TED Radio Hour: Host Alison Stewart uses interviews to amplify "ideas worth spreading" from TED Talks, speeches by leading thinkers presented at a renowned series of global conferences. Recent topics: "Our Buggy Brains," "The Future of Cities," "Where Ideas Come From." (The talks themselves are also available for download.)

In Our Time: Hosted by Melvyn Bragg and produced by BBC Radio 4, this weekly show brings together scholars from British universities for erudite, often lively discussions of "the history of ideas." Recent topics: James Joyce's Ulysses, game theory, Prussian military thinker Carl von Clausewitz's seminal treatise On War.

 

History

Hard Core History: History enthusiast Dan Carlin chooses a topic that interests him, takes a deep dive into the literature (really deep -- there are 30 titles in the bibliography for the current show), and creates a compelling, conversational podcast. He takes you deep, too -- 13 hours over six installments for the Roman epic "Death Throes of the Republic." The latest post: A nearly-two-hour initial installment on the 13th century Mongol invasion of Europe.

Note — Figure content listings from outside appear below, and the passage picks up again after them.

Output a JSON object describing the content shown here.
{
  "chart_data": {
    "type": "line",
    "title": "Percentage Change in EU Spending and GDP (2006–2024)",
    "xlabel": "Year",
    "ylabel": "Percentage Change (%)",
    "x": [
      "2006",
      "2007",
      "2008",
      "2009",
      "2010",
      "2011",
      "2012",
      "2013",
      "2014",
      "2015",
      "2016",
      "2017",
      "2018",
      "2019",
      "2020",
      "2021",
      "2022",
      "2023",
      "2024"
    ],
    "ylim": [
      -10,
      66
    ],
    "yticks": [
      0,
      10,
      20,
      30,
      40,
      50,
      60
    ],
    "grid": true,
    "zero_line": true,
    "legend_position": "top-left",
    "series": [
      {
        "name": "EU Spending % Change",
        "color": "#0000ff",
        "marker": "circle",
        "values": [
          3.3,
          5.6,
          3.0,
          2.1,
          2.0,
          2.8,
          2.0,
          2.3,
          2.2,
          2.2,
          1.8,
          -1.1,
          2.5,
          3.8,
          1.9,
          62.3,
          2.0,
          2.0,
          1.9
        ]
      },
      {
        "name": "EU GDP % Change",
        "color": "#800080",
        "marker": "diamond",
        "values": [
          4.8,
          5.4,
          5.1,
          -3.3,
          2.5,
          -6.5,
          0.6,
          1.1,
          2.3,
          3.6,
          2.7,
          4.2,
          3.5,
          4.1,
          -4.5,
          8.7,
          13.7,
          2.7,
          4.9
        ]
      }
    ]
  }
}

History Extra: The editors of BBC History Magazine present extended interviews with historians that are filled with fascinating tidbits, from the importance of makeup in allowing the aging Queen Elizabeth I to project a vital public image to the Japanese military's long-hidden World War II policy of cannibalism in the South Pacific.

 

Literature

New Yorker Fiction: Each month, the magazine's fiction editor, Deborah Treisman, invites a current writer to select, read aloud and discuss a short story from the New Yorker archives. Three of the 50 delectable offerings: Louise Erdrich on Lorrie Moore, Jhumpa Lahiri on William Trevor, Junot Diaz on Edwidge Danticat.

The Writer's Almanac: Each day, Garrison Keillor presents five soul-nourishing minutes of "on this date" notes about literature and culture capped by a poem.

 

Lives and love

Great Lives: BBC Radio 4 host Matthew Parris shares the microphone with a guest who has "nominated" a favorite historical figure and a scholar who has studied the nominee. The diverse perspectives make for engaging conversations about subjects from Gracie Allen and John Ford to Winston Churchill and Michel de Montaigne. (Fun fact: At his father's insistence, the 16th century French essayist was spoken to from birth in Latin.)

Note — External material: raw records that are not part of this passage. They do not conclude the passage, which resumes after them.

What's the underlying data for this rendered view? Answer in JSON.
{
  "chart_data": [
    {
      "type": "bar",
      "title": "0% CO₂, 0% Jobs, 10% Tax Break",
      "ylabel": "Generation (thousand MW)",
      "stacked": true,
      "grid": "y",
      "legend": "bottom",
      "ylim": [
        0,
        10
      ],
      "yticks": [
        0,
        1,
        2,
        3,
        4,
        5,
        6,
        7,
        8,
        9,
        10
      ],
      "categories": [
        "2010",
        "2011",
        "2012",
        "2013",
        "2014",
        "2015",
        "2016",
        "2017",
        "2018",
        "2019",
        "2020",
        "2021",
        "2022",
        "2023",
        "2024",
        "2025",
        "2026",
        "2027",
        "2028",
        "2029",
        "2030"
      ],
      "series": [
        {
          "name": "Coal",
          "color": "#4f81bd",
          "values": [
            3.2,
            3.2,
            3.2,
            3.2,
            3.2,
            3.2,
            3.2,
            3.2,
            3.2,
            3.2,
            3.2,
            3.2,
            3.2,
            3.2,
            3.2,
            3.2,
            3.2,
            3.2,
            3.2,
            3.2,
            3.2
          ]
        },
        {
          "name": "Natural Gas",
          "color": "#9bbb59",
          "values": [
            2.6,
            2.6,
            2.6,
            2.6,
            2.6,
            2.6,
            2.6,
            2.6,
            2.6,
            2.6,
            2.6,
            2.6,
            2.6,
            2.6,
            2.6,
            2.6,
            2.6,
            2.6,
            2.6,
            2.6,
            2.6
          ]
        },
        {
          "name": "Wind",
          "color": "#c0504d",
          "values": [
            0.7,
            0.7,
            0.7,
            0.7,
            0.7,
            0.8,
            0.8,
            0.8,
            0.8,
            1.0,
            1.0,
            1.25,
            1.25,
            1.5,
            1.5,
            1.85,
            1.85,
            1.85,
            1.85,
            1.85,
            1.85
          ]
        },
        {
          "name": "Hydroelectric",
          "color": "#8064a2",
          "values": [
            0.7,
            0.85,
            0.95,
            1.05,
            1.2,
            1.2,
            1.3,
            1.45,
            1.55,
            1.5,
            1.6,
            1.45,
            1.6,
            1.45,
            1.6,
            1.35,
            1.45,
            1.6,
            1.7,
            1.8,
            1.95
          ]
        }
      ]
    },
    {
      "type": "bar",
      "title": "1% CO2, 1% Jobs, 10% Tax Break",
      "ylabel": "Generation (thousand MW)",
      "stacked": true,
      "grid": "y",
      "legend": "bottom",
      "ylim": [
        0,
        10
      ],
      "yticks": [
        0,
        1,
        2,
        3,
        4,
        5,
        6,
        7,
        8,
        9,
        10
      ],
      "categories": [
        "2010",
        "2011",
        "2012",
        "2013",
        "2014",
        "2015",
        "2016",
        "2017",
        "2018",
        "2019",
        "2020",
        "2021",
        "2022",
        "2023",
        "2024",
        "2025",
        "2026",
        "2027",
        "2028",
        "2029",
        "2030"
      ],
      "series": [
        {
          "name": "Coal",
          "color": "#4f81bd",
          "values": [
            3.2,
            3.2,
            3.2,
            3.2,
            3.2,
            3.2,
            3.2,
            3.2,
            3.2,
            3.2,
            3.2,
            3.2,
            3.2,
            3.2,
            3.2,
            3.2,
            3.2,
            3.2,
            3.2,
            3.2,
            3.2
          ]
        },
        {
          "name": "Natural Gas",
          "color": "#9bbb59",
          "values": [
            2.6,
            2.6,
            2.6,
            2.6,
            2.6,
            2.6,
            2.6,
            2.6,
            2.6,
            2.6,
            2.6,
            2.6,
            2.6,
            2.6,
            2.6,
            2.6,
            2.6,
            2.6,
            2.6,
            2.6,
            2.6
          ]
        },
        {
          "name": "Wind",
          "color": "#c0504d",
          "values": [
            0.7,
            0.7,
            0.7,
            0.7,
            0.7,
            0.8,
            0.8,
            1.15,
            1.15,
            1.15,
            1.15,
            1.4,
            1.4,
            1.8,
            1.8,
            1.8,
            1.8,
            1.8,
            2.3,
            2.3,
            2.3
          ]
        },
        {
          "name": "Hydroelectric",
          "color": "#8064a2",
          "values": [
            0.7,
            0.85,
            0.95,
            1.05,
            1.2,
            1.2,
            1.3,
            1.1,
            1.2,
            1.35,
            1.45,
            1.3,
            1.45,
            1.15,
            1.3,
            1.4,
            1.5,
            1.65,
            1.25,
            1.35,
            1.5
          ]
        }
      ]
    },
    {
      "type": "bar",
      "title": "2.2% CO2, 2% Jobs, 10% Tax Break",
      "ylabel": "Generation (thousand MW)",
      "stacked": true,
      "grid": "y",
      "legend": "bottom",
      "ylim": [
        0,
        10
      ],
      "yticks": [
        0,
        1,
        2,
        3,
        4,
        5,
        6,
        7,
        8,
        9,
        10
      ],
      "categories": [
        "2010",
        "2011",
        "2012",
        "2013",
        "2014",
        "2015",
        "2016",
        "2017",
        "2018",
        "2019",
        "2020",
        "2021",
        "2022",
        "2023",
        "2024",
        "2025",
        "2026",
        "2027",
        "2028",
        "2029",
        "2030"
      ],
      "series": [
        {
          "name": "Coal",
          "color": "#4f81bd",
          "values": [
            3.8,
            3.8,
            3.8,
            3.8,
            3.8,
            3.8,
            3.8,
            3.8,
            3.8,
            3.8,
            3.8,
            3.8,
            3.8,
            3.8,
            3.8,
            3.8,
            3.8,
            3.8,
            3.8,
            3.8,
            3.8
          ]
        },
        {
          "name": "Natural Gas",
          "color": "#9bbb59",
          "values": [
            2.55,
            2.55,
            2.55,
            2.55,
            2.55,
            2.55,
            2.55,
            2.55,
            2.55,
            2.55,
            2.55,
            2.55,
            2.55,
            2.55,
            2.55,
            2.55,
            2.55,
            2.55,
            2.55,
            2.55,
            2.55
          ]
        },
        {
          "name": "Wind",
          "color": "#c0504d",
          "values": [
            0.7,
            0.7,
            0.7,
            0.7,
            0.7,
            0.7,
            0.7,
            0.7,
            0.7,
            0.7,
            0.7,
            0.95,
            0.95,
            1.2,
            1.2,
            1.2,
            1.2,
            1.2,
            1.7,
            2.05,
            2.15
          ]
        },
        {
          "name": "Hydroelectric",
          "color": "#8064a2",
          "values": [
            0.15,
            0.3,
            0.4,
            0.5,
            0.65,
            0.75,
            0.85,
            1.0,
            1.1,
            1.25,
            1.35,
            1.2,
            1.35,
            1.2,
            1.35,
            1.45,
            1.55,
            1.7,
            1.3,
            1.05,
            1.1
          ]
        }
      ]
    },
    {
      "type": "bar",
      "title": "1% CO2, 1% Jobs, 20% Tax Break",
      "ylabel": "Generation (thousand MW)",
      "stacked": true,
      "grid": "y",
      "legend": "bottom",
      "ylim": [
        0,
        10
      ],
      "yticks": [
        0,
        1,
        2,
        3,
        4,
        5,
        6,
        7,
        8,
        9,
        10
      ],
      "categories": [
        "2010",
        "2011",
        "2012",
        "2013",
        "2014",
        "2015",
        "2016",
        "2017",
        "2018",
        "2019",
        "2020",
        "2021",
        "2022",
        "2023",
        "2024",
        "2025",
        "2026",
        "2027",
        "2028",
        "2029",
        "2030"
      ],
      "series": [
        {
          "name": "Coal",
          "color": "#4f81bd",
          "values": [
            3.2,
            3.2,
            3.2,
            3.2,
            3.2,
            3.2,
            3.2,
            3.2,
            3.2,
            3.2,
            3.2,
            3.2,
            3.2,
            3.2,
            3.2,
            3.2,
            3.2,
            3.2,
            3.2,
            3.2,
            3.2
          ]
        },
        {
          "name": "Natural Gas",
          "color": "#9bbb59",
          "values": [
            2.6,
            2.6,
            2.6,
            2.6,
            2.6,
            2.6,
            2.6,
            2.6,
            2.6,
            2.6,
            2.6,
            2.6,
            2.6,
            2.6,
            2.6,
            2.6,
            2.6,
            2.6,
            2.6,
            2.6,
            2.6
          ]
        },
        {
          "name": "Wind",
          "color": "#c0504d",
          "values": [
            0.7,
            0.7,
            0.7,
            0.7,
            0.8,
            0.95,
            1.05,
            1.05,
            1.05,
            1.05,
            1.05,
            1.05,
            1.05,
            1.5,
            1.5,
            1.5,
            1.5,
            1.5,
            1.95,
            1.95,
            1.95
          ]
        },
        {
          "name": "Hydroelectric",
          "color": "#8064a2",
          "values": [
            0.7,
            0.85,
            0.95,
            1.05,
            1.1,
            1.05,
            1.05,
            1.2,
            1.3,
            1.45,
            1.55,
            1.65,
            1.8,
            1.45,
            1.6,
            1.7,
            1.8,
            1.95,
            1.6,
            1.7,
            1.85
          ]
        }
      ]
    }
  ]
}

Savage Love: Columnist Dan Savage's phone-in podcast is an eye-opening (and X-rated) primer on sexual practices, but more than that, it's a platform for his wise, if often wise-cracking, advice on interpersonal relationships.

 

Miscellany

Boxcars 711: It requires editing to enjoy this vast repository of radio dramas and comedies from the 1930s, '40s and '50s. But if you delete the lame shows and fast-forward through the host's inane introductions, you can enjoy gems like Frank Sinatra as the debonair n'er-do-well Rocky Fortune, Dick Powell as the suave Richard Diamond, Private Detective, and Humphrey Bogart as a Havana hotelier who plies the Caribbean aboard the Bold Venture with Lauren Bacall at his side.

Lexicon Valley: In this Slate magazine podcast, hosts Bob Garfield (On the Media) and Mike Vuolo explore the marvels and mysteries of the English language, from the (fading) proscription against ending a sentence with a preposition to the study of "stylometry." Interviews with linguists add meat to this feast for word freaks.